The pitfall of using :::, is that we are unable to view comments for the code. So I've decided to check the source file of R-3.3.0. You can open the file R-3.3.0/src/library/stats/R/logLik.R to view commented code for generic functions logLik.**.

## log-likelihood for glm objects
logLik.glm <- function(object, ...)
{
    if(!missing(...)) warning("extra arguments discarded")
    fam <- family(object)$family
    p <- object$rank
    ## allow for estimated dispersion
    if(fam %in% c("gaussian", "Gamma", "inverse.gaussian")) p <- p + 1
    val <- p - object$aic / 2
    ## Note: zero prior weights have NA working residuals.
    attr(val, "nobs") <- sum(!is.na(object$residuals))
    attr(val, "df") <- p
    class(val) <- "logLik"
    val
 }

Note the lines:

p <- object$rank
## allow for estimated dispersion
if(fam %in% c("gaussian", "Gamma", "inverse.gaussian")) p <- p + 1

p is the effect number of model coefficients after rank-detection.

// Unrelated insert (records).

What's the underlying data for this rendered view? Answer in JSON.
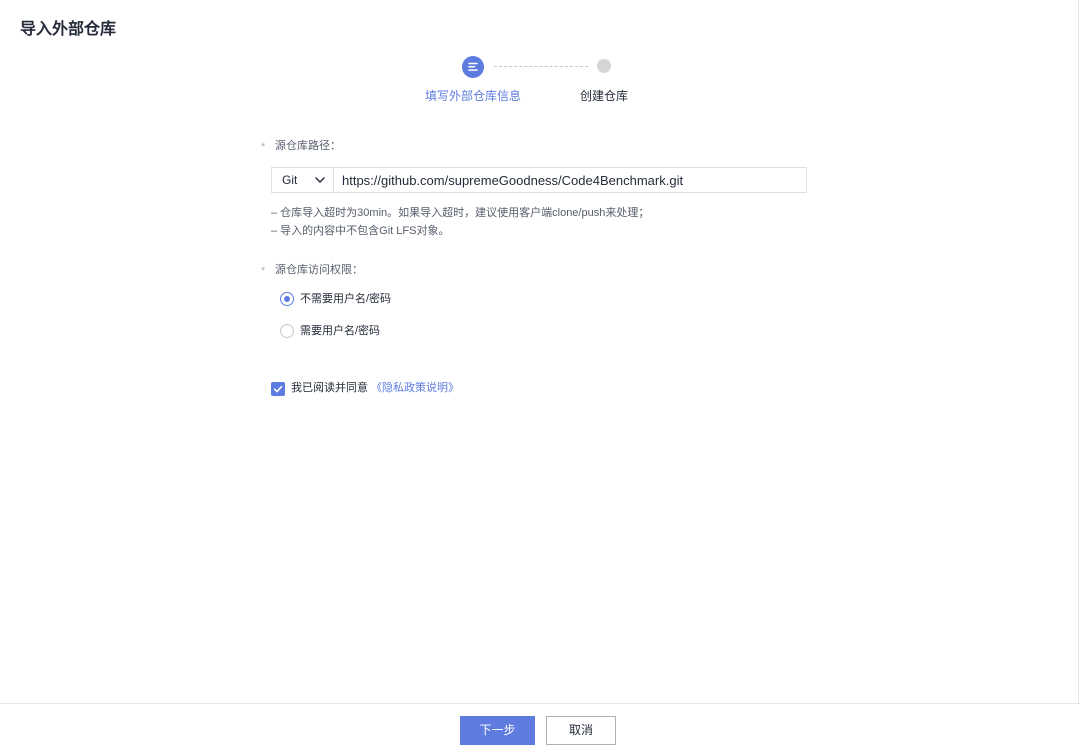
{
  "page": {
    "title": "导入外部仓库"
  },
  "stepper": {
    "steps": [
      {
        "label": "填写外部仓库信息",
        "active": true,
        "icon": "list-icon"
      },
      {
        "label": "创建仓库",
        "active": false
      }
    ]
  },
  "form": {
    "repo_path": {
      "required_mark": "*",
      "label": "源仓库路径：",
      "type_select": {
        "value": "Git",
        "icon": "chevron-down-icon"
      },
      "url_value": "https://github.com/supremeGoodness/Code4Benchmark.git"
    },
    "hints": [
      "– 仓库导入超时为30min。如果导入超时，建议使用客户端clone/push来处理；",
      "– 导入的内容中不包含Git LFS对象。"
    ],
    "access": {
      "required_mark": "*",
      "label": "源仓库访问权限：",
      "options": [
        {
          "label": "不需要用户名/密码",
          "selected": true
        },
        {
          "label": "需要用户名/密码",
          "selected": false
        }
      ]
    },
    "agreement": {
      "checked": true,
      "text": "我已阅读并同意",
      "link_text": "《隐私政策说明》"
    }
  },
  "footer": {
    "next_label": "下一步",
    "cancel_label": "取消"
  },
  "colors": {
    "accent": "#5e7ce0",
    "text": "#252b3a",
    "muted": "#575d6c",
    "pending_step": "#d5d5d5"
  }
}
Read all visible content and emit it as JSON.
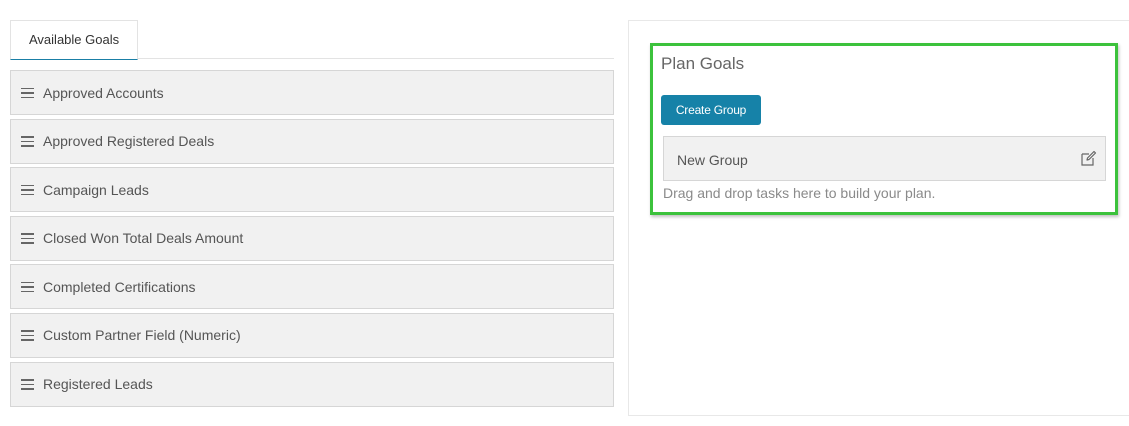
{
  "tabs": {
    "available_goals": "Available Goals"
  },
  "available_goals": [
    "Approved Accounts",
    "Approved Registered Deals",
    "Campaign Leads",
    "Closed Won Total Deals Amount",
    "Completed Certifications",
    "Custom Partner Field (Numeric)",
    "Registered Leads"
  ],
  "plan": {
    "title": "Plan Goals",
    "create_group_label": "Create Group",
    "group_name": "New Group",
    "drop_hint": "Drag and drop tasks here to build your plan."
  },
  "icons": {
    "drag_handle": "hamburger-icon",
    "edit": "edit-icon"
  },
  "colors": {
    "primary_button": "#1682a8",
    "highlight_border": "#3cc23c"
  }
}
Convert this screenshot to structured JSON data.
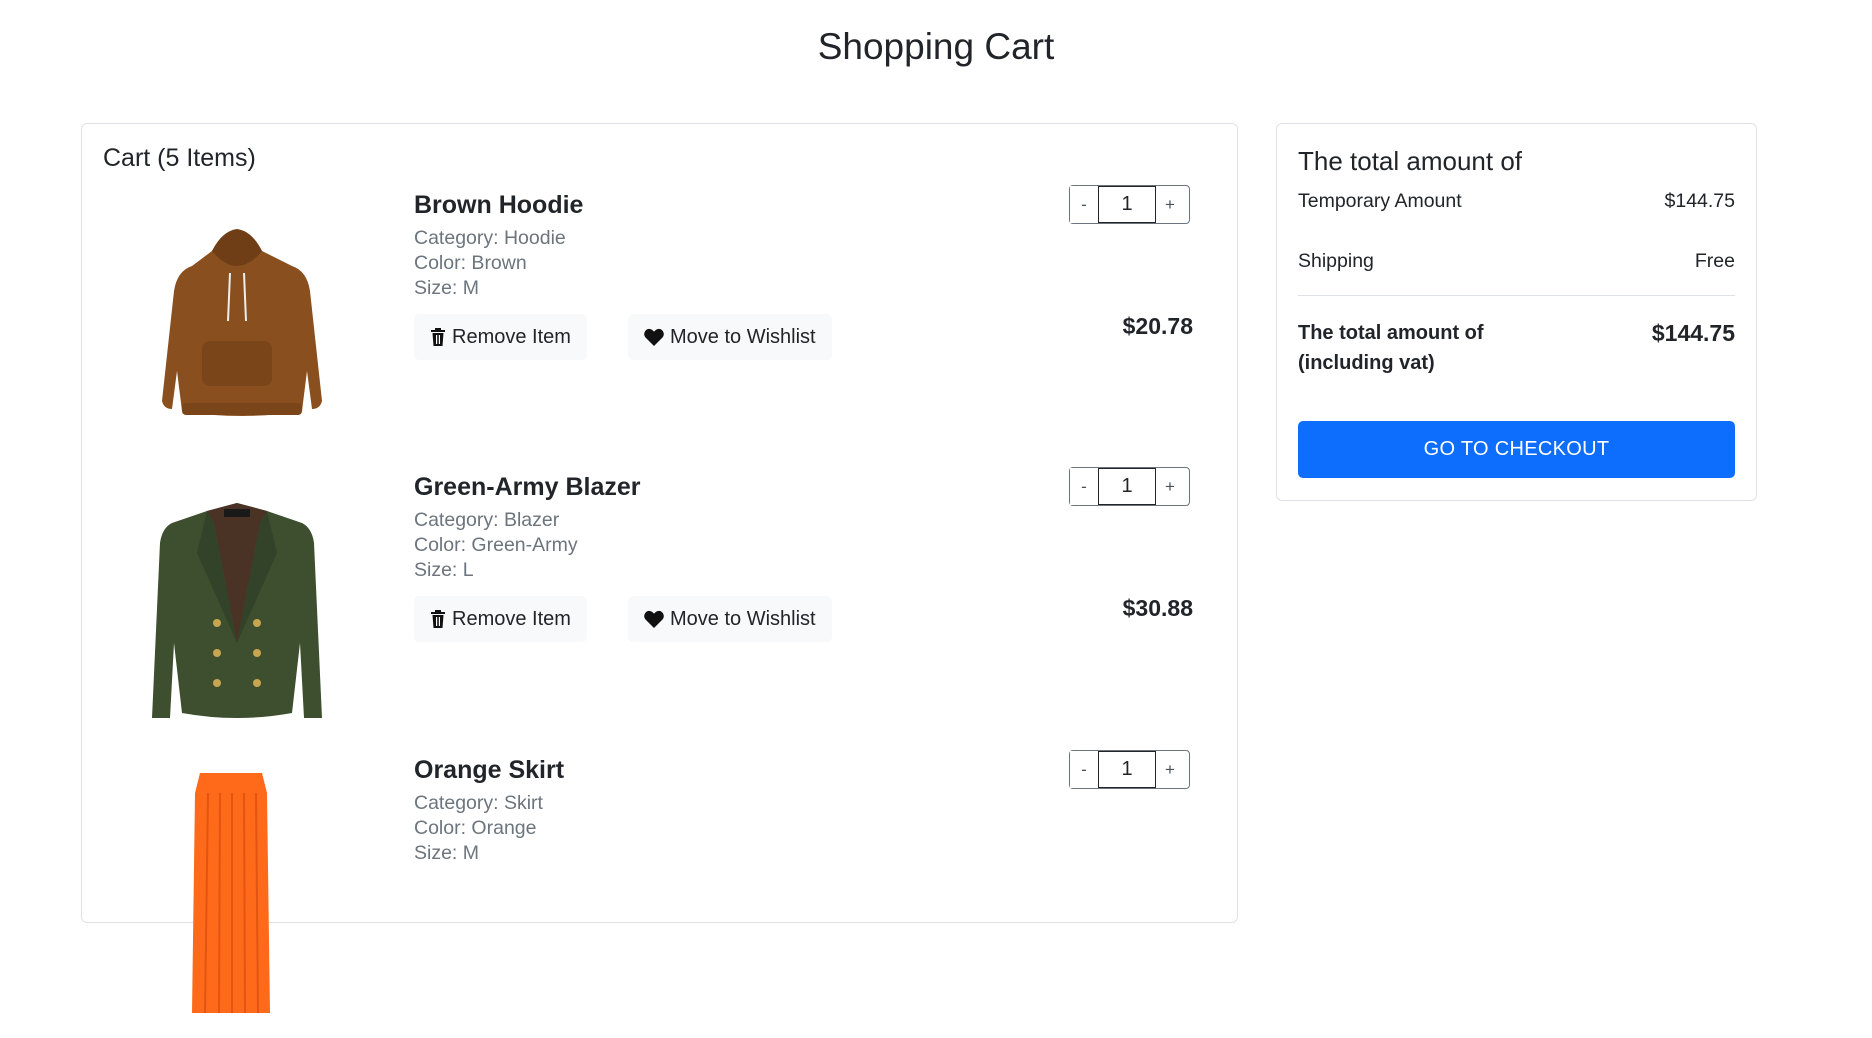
{
  "page": {
    "title": "Shopping Cart"
  },
  "cart": {
    "heading": "Cart (5 Items)",
    "remove_label": "Remove Item",
    "wishlist_label": "Move to Wishlist",
    "qty_minus": "-",
    "qty_plus": "+",
    "items": [
      {
        "name": "Brown Hoodie",
        "category": "Category: Hoodie",
        "color": "Color: Brown",
        "size": "Size: M",
        "quantity": "1",
        "price": "$20.78",
        "swatch": "#8a4f1e"
      },
      {
        "name": "Green-Army Blazer",
        "category": "Category: Blazer",
        "color": "Color: Green-Army",
        "size": "Size: L",
        "quantity": "1",
        "price": "$30.88",
        "swatch": "#3d4f2e"
      },
      {
        "name": "Orange Skirt",
        "category": "Category: Skirt",
        "color": "Color: Orange",
        "size": "Size: M",
        "quantity": "1",
        "price": "",
        "swatch": "#ff6a1a"
      }
    ]
  },
  "summary": {
    "title": "The total amount of",
    "temporary_label": "Temporary Amount",
    "temporary_value": "$144.75",
    "shipping_label": "Shipping",
    "shipping_value": "Free",
    "total_label": "The total amount of (including vat)",
    "total_value": "$144.75",
    "checkout_label": "GO TO CHECKOUT"
  },
  "colors": {
    "accent": "#0d6efd",
    "muted_text": "#6c757d",
    "border": "#dee2e6"
  },
  "icons": {
    "remove": "trash-icon",
    "wishlist": "heart-icon"
  }
}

  • When we have "gaussian()", "Gamma()" and "inverse.gaussian()" response, the degree of freedom is added 1, as we need the estimation of dispersion parameter of exponential distribution.
  • For "binomial()" and "poisson()" response, the dispersion parameter is known to be 1, hence needs not be estimated.

Maybe ?logLik should consider explaining this, in case there are some ones as foolish as we are!